Copyright Disney Enterprises, Inc. All rights reserved

“Take – for example – what we serve here instead of corned beef & cabbage. Again, because it was pork – rather than beef – that was the true staple of the Irish diet back then, what we offer instead is a loin of bacon that has been glazed with Irish Mist. That then comes with colcannon potatoes. Which is this traditional Irish dish that’s made up of mashed potato that have had some cabbage & bacon mixed through it,” Kevin enthused. “This heavenly ham – that’s what we actually call this traditional Irish dish at Raglan Road, Kevin’s Heavenly Ham – also includes some savory cabbage with a parsley cream sauce as well as a raisin cider jus. It’s simple food. But because of the basic ingredients – and that’s the real secret of Irish cuisine. That our ingredients are so strong – the flavors just pop off the plate.”

Which brings us to the real challenge that Dundon and the Raglan Road team face every day. Making sure that they actually have all of the ingredients necessary to make this traditional-yet-contemporized Irish fare to those folks who frequent this Walt Disney World favorite.

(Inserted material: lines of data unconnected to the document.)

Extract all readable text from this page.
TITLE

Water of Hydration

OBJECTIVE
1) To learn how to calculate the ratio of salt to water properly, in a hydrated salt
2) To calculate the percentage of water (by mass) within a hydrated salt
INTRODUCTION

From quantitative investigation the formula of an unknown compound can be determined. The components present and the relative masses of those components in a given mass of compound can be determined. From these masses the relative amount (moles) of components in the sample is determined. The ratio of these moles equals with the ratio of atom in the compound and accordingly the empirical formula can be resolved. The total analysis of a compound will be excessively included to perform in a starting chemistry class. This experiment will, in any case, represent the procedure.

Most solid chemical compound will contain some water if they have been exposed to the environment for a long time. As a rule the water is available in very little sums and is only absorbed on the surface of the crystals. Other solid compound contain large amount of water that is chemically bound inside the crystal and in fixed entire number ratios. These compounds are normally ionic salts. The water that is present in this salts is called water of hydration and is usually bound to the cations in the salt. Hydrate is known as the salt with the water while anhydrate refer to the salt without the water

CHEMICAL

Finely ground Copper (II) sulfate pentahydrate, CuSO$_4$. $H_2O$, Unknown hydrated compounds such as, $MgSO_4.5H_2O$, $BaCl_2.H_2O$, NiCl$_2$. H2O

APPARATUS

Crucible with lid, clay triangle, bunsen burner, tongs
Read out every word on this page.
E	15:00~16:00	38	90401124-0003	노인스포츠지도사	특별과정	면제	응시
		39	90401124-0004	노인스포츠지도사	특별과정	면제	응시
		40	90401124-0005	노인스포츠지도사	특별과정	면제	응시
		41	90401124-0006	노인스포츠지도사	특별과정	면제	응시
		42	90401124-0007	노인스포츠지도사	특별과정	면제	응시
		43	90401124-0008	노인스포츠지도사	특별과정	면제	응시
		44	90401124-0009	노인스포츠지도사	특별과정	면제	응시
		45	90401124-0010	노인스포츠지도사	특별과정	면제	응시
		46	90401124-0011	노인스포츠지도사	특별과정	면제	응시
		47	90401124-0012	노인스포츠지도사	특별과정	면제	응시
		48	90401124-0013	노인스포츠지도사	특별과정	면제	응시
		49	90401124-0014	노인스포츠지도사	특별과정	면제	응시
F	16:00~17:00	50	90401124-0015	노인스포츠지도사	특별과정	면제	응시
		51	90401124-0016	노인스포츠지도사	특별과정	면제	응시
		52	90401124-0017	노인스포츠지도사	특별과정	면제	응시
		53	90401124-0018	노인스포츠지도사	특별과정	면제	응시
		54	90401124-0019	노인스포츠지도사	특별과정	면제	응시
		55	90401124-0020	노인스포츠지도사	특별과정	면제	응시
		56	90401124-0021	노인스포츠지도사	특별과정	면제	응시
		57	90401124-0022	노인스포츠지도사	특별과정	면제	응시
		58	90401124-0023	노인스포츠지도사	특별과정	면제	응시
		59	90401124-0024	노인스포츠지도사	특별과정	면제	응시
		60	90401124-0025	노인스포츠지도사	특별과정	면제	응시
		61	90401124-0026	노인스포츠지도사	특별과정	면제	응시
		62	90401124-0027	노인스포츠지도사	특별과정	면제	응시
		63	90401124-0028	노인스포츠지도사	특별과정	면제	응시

“Take – for example – the fish we serve here. We only used cold water fish. Salmon, mussels and haddock that have been hauled out of the Atlantic, the ocean that America and Ireland share,” Kevin stated. “Not that there’s anything wrong with warm water fish. It’s just that … Well, it doesn’t have the same structure. It’s a softer fish, which doesn’t really fit the parameters of Irish cuisine. And if you’re going to serve authentic food, you have to be this dedicated when it comes to sourcing your ingredients.

Copyright Mitchell Beazley. All rights reserved

And if you’re thinking of perhaps trying to serve an authentic Irish meal this year, rather than once again serving corned beef & cabbage at your Saint Patrick’s Day Feast … Well, back in September of last year, Mitchell Beazley published “The Raglan Road Cookbook: Inside America’s Favorite Irish Pub.” This 296-page hardcover not only includes the recipe for Kevin’s Heavenly Ham but also it tells the tale of how this now-world-renown restaurant wound up being built in Orlando.

On the other hand, if you happen to have to the luck of the Irish and are actually down at The Walt Disney World Resort right now, it’s worth noting that Raglan Road is right in the middle of its Mighty St. Patrick’s Day Festival. This four day-long event – which includes Irish bands and professional dancers – stretches through Sunday night. And in addition to all that authentic Irish fare that Dundon and his team are cooking up, you also sample the fine selection of beers & cocktails that this establishment’s four distinct antique bars (each of which are more than 130 years old and were imported directly from Ireland) will be serving. Just – As ucht Dé (That’s “For God’s Sake” in Gaelic) – don’t make the mistake of asking the bartender there for a mug of green beer.

“Why would anyone willingly drink something like that?,” Dundon laughed. “I mean, just imagine what their washroom will look like the morning after.”